The Office showrunner Greg Daniels isn’t opposed to the idea of putting Dunder Mifflin back in business.
“Well, I think that it’s very speculative,” Daniels, 60, said of a potential revival during a Tuesday, October 17, interview with Collider. “The fact that it kind of blew up based on one line in a Puck piece was kind of cool, I guess, in the sense that the fans still care a lot.”
Earlier this month, a report by Puck News claimed that a reboot of the hit NBC comedy, which ran from 2005 to 2013, was in the works. According to the outlet, there were plans to formally announce the series after the Writers Guild of America ended its three-month-long strike but nothing has been confirmed since the guild ratified a new deal with the AMPTP (Alliance of Motion Picture and Television Producers) earlier this month.
While Daniels couldn’t confirm that a new iteration of the beloved sitcom is happening, he also didn’t fully shut down the idea, hinting that something may happen in the future. “When there’s something to announce, I will definitely announce it,” he promised fans.
The Office was critically acclaimed during its nine-season run, earning five Emmy wins and countless nominations. The show was inspired by the U.K. series of the same name and followed Steve Carell as Michael Scott, the manager of a small — and failing — paper company in Scranton, Pennsylvania. John Krasinski, Jenna Fischer, Angela Kinsey, Rainn Wilson, Mindy Kaling and B.J. Novak rounded out the main cast, portraying his various disgruntled employees who often vented about their absurd working conditions in mockumentary-style confessionals.
When it comes to how a show like The Office could work today, Daniels told Collider that it would be an “interesting” storytelling challenge, especially with all the advancements in technology over the past decade.
“When you watch old movies it’s like a game to identify what wouldn’t work when everybody had a cell phone,” he explained. “Like, all the story moves of people like, ‘Oh, they just missed you.

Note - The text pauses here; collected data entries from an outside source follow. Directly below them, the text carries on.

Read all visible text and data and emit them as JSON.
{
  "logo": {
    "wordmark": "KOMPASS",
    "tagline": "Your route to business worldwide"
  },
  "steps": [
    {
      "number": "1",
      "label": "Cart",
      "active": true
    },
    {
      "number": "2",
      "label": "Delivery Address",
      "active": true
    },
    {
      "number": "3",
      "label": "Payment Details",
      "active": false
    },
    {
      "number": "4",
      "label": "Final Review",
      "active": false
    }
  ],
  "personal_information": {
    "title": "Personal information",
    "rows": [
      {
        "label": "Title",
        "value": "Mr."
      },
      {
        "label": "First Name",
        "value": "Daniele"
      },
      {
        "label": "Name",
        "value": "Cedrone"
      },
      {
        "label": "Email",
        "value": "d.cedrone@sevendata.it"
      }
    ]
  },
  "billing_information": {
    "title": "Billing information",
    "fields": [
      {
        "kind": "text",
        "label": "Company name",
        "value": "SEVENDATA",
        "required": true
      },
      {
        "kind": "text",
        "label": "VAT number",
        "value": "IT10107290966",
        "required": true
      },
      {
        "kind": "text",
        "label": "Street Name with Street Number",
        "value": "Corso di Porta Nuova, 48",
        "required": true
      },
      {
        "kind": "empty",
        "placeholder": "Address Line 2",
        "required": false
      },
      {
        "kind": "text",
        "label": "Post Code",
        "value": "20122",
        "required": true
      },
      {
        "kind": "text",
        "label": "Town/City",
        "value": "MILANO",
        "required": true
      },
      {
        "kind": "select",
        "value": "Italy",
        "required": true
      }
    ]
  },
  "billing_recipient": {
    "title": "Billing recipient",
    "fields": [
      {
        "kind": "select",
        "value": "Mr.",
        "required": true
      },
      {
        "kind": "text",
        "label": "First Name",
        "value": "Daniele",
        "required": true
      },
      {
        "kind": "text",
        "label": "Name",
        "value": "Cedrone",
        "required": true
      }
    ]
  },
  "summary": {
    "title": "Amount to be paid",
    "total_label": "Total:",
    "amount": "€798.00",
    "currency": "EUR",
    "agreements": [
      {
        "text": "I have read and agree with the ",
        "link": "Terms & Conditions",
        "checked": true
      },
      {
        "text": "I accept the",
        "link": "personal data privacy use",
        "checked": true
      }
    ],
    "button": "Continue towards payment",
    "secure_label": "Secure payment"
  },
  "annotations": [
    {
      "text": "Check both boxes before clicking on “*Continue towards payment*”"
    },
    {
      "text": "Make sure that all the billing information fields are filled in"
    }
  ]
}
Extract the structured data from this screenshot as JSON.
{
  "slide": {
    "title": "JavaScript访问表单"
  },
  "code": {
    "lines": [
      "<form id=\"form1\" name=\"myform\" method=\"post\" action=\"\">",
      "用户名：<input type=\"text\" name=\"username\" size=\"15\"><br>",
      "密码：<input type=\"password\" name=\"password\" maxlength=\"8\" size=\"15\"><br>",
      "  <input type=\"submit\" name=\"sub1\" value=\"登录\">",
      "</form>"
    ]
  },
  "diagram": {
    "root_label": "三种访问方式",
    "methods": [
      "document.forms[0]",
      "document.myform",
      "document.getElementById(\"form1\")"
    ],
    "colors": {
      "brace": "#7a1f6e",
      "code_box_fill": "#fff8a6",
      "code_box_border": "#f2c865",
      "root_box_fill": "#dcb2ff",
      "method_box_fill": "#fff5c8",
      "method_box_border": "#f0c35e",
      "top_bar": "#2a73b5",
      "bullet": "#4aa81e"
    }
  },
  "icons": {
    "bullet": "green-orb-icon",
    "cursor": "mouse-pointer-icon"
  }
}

Oh, dang.’ Now maybe I’ll get on that boat and go to, you know, it’s just like, ‘Oh, how frustrating if you only had a cell phone.’ I mean, it’s an interesting question for sure.”
Reboots and revivals have only gained momentum in the past few years, but Daniels hasn’t always been as open to the idea of revisiting the show, telling Entertainment Weekly in 2019 that he would “hesitate” to “open” such a “perfect” thing back up.
“We got the chance to end it the way we wanted to end it. It wasn’t like we were interrupted in the middle of a run or something,” he shared. “So in a sense, it’s completely an artistic whole. But, that said, I don’t know, the cast every now and then talks about getting back together in some form, but I don’t see it being a reboot like the way Will & Grace was rebooted.”
Kaling, meanwhile— who portrayed Kelly Kapoor and served as a writer on the series — isn’t sure The Office would work today in any capacity. The show has garnered criticism over the years for some of its more controversial story lines and insensitive jokes about race, sex, religion and more.
“Most of the characters on that show would be canceled by now. That show is so inappropriate now,” Kaling told Good Morning America in December 2022. “The writers who I’m still in touch with now, we always talk about how so much of that show we probably couldn’t make now.”
The actress — who has gone on to helm shows like The Mindy Project, Never Have I Ever and The Sex Live of College Girls —explained that “what offends people has changed so much” over time. She claimed that part of the reason The Office is still so popular is because it’s “kind of fearless” or “taboo” in what it “talks about on the show.”
When asked when she planned on showing the series to her kids, Kaling — who is mom to daughter Katherine Swati, 5, and son Spencer Avu, 3 — replied, “I kind of think maybe never.”